メゾソプラノのディドナートさんのマスタークラス3日目。最終日のレッスンです。
オペラのレッスンは面白いものだと思い拝見しました。
役柄の人物をどう設定するかで、歌い方、音色が変わり、それをスッとやってのける生徒さんたち。
ピアノ演奏ではここまでガラリとキャラクターを変えて同じ曲を演奏することはないので、同じ音楽でも別の世界を見させてもらった感じです。
チェリストでもあるノルウェーの女性受講生のイマジネーションの豊かさは拝見していて楽しく、感心しました。
様々な設定を振って、彼女の力を舞台関係の人に知ってもらう意図もあると思いますが、楽しいやり取りです。
最初に歌った女性は、完璧を求め自分を追い詰めていた生徒さんです。前回のレッスンでは歌のレッスンはひとつもせず、そのことについて話されていました。
今回の彼女は、心なしかリラックスし音楽を楽しんでいる様子。ドラマティックな声をしています。彼女の変化に泣けてきました。
完璧へのこだわりに対処する方法を学ばないと、それはあなたの敵になる。あなたが完璧になったとしても、そこに私たちが入るスペースはない。
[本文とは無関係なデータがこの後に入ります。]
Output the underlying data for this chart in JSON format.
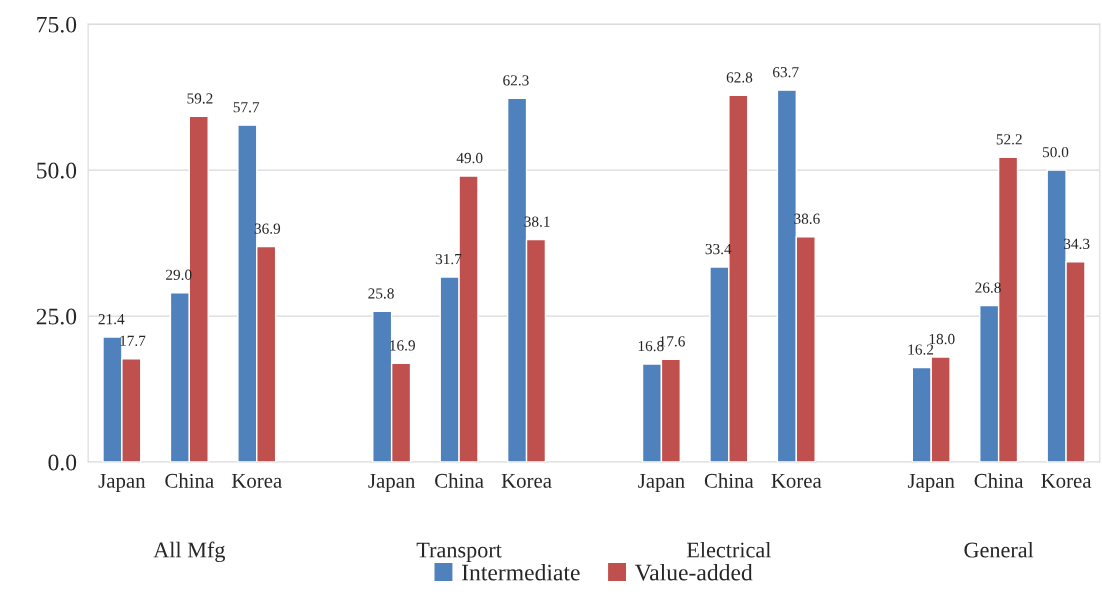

自分を受け入れ、脳、身体、呼吸を柔らかくすることが出来れば全てがはるかに良いコンディションになり、あなたにチャンスが与えられる。完璧に自由であることを目指しなさい。そこは呼吸が自由に流れる場所、感情が自由に流れる場所、今まで学んできたことに固執しない場所です。
心が声に直結している声楽家ならではのお話。ディドナートさんならではのお話なのかもしれませんが、感動的な3日間のマスタークラスでした。